Addressing Bias and Subjectivity in Machine Learning
The success of supervised machine learning algorithms rests on the
assumption that data are drawn from the same underlying distribution.
However, this assumption is often violated in real world applications
where collected data involves human judgement. In this talk, we
propose a collection of approaches that address bias and subjectivity
in real world data. We illustrate our work through three applications:
predicting disease progression in Multiple Sclerosis (MS) patients,
detecting epileptogenic lesions in focal cortical dysplasia (FCD)

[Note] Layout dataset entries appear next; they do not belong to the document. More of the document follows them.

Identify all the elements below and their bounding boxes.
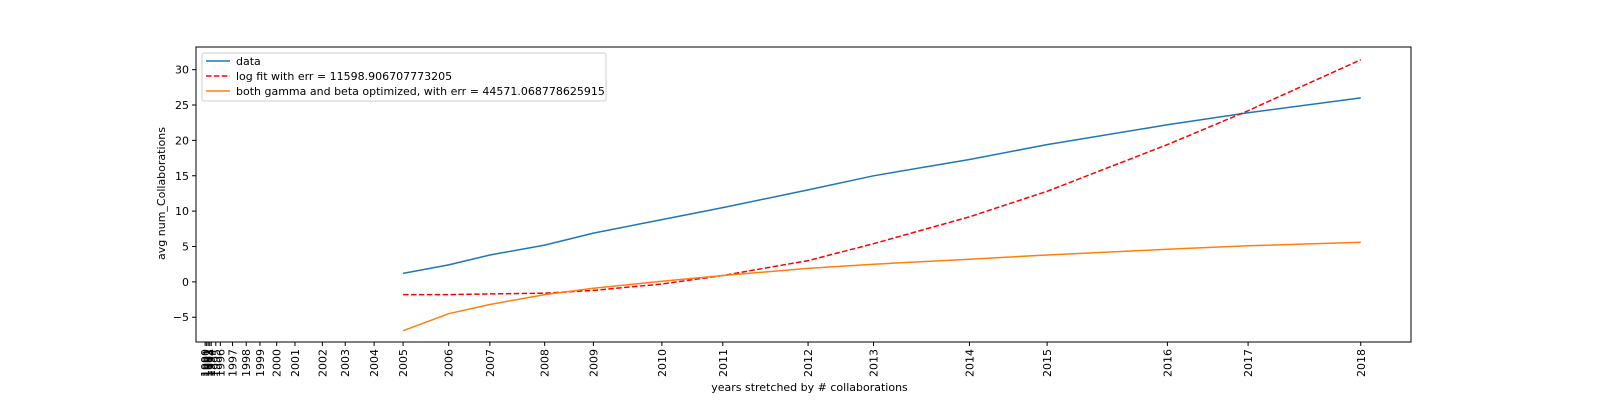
y-tick-label: 25	[175, 99, 189, 112]
y-tick-label: 5	[182, 240, 189, 253]
legend-label-2: log fit with err = 11598.906707773205	[236, 70, 452, 83]
y-tick-label: 0	[182, 276, 189, 289]
x-tick-label: 2009	[587, 349, 600, 377]
x-tick-label: 2008	[539, 349, 552, 377]
x-tick-label: 2012	[802, 349, 815, 377]
legend-label-3: both gamma and beta optimized, with err …	[236, 85, 605, 98]
x-tick-label: 2007	[484, 349, 497, 377]
x-tick-label: 1991	[201, 349, 214, 377]
y-tick-label: 15	[175, 170, 189, 183]
x-tick-label: 1998	[240, 349, 253, 377]
x-tick-label: 2005	[397, 349, 410, 377]
series-line-1	[402, 97, 1361, 275]
x-tick-label: 2013	[868, 349, 881, 377]
x-tick-label: 2000	[271, 349, 284, 377]
y-axis-label: avg num_Collaborations	[155, 127, 168, 260]
x-tick-label: 2003	[339, 349, 352, 377]
x-tick-label: 2001	[289, 349, 302, 377]
x-tick-label: 2006	[443, 349, 456, 377]
x-axis-label: years stretched by # collaborations	[711, 381, 908, 394]
axes-frame	[195, 46, 1412, 343]
x-tick-label: 1994	[205, 349, 218, 377]
x-tick-label: 1993	[204, 349, 217, 377]
x-tick-label: 1999	[254, 349, 267, 377]
y-tick-label: 30	[175, 64, 189, 77]
x-tick-label: 2010	[656, 349, 669, 377]
x-tick-label: 1996	[214, 349, 227, 377]
x-tick-label: 1997	[227, 349, 240, 377]
x-tick-label: 1995	[210, 349, 223, 377]
x-tick-label: 2002	[316, 349, 329, 377]
x-tick-label: 1990	[199, 349, 212, 377]
x-tick-label: 2015	[1041, 349, 1054, 377]
y-tick-label: −5	[173, 311, 189, 324]
x-tick-label: 2016	[1161, 349, 1174, 377]
y-tick-label: 10	[175, 205, 189, 218]
legend-label-1: data	[236, 55, 261, 68]
x-tick-label: 2017	[1242, 349, 1255, 377]
legend-box	[201, 52, 607, 102]
y-tick-label: 20	[175, 134, 189, 147]
series-layer	[402, 59, 1362, 332]
series-line-3	[402, 241, 1361, 332]
y-axis-ticks: −5 0 5 10 15 20 25 30	[173, 64, 196, 324]
series-line-2	[403, 59, 1362, 296]
x-tick-label: 2018	[1355, 349, 1368, 377]
x-tick-label: 2004	[368, 349, 381, 377]
x-tick-label: 2014	[963, 349, 976, 377]
legend: data log fit with err = 11598.90670777320…	[201, 52, 607, 102]
x-tick-label: 2011	[717, 349, 730, 377]
x-tick-label: 1992	[202, 349, 215, 377]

patients and selecting the best performing students in the graduate
admission process. In each of these applications, subjectivity and/or
bias manifest themselves in different ways.
We present a total of four models each of which takes on unique challenges associated with each task. In the MS research, we introduce two models to estimate the prognosis for MS patients while addressing the patient bias and physician subjectivity in the data: a classification model that predicts the MS disease progression (‘high’ versus ‘low’), and a regression model that forecasts the actual MS severity scores. In the epilepsy research, we present a model that addresses the paucity of features from MRI images and biases in the data originated from inter-patient variability. Lastly, in the third application, we introduce a new variant of SVM that exploits both labeled and unlabeled data and addresses the subjectivity arising from the admission process.